As the two hastened down to the beach to ascertain this important point, Gaff took a more leisurely survey of things on the island, and Billy commented freely on things in general.

“Now, daddy,” said the Bu’ster, with a face of beaming joy, “this is the very jolliest thing that ever could have happened to us—ain’t it?”

“Well, I’m not so sure o’ that, lad. To be cast away on a lone desert island in the middle o’ the Pacific, with little or no chance o’ gittin’ away for a long bit, ain’t quite the jolliest thing in the world, to my mind.”

“Wot’s a desert island, daddy?”

“One as ain’t peopled or cultivated.”

“Then that’s no objection to it,” said Billy, “because we two are people enough, and we’ll cultivate it up to the mast-head afore long.”

“But what shall we do for victuals, lad?” inquired Gaff, with a smile.

The Bu’ster was posed. He had never thought of food, so his countenance fell.

“And drink?” added Gaff.

The Bu’ster was not posed at this, for he remembered, and reminded his father of, the pond which they had seen from the ridge.

“Aha!” he added, “an’ there was lots o’ ducks on it too. We can eat them, you know, daddy, even though we han’t got green peas or taties to ’em.”

“We can have other things to ’em though,” said Gaff, pointing to a tall palm-tree; “for there are cocoa-nuts; and farther on, to this side o’ the hollow there, I see banana-trees; and here are yams, which are nearly as good as taties.”
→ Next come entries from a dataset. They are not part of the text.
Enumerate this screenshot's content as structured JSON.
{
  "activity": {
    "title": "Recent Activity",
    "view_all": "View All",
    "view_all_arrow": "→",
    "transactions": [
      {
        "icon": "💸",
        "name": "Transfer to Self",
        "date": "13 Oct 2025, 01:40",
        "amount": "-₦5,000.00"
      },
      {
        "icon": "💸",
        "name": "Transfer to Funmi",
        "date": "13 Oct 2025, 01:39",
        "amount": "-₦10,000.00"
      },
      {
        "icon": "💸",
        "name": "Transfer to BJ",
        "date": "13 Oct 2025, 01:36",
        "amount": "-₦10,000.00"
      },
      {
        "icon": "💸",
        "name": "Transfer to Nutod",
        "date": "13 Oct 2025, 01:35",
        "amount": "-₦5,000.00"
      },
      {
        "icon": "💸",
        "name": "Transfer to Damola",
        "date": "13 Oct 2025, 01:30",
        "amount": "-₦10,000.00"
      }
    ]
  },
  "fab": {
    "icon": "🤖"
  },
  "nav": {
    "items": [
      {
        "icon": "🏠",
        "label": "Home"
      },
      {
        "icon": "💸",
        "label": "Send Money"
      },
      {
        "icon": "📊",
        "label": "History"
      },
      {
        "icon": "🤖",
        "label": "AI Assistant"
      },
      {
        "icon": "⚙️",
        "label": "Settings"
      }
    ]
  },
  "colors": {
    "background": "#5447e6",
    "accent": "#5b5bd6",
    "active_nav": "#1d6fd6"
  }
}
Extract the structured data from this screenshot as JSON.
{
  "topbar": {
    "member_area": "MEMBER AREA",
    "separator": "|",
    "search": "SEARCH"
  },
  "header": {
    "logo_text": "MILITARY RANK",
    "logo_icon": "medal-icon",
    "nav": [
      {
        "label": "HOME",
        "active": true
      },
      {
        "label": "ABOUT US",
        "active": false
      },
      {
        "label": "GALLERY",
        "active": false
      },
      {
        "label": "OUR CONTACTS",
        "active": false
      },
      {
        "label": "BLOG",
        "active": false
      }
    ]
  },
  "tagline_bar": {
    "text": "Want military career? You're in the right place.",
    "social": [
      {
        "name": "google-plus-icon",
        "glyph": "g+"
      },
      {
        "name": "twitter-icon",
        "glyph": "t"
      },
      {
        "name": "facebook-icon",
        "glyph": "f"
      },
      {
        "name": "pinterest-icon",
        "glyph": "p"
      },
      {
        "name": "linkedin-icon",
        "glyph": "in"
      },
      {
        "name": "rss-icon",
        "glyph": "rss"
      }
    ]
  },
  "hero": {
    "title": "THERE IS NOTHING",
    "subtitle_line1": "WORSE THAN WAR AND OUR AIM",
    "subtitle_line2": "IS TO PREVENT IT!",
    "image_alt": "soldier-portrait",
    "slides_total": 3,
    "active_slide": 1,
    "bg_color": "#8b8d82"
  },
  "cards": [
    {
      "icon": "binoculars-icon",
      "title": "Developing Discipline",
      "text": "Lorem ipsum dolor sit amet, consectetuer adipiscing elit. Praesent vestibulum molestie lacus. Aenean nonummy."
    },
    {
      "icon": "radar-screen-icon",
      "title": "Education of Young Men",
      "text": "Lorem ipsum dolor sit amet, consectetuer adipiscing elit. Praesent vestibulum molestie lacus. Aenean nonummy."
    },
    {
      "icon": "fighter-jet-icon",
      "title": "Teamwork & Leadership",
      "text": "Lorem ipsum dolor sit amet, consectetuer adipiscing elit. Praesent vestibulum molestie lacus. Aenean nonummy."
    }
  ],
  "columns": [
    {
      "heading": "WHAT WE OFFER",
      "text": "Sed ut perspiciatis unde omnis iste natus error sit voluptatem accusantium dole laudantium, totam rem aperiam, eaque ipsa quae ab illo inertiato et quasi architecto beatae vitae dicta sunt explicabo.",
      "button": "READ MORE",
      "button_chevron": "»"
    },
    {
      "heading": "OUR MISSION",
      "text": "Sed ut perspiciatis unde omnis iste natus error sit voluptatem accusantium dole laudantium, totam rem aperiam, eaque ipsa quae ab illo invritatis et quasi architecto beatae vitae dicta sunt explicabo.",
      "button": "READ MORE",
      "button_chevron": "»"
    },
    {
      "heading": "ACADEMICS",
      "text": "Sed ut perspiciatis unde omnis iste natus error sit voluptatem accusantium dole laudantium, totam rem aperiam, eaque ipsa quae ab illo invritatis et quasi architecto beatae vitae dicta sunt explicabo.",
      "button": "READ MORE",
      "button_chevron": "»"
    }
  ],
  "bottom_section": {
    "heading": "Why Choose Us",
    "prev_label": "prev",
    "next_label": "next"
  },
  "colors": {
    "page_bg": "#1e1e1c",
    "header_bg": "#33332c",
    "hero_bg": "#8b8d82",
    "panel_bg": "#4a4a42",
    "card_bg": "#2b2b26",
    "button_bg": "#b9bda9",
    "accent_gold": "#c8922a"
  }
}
“I told ye it would be jolly,” cried Billy, recovering his delight, “an’ no doubt we’ll find lots of other things; and then we’ll have it all to ourselves—you and me. You’ll be king, daddy, or emperor, and I’ll be prince. Won’t that be grand?—Prince of a South Sea island! What would Tottie and mother say? And then the boat, you know—even if it do be stove in, we can patch it up somehow, and go fishin’.”

“Without hooks or lines?” said Gaff.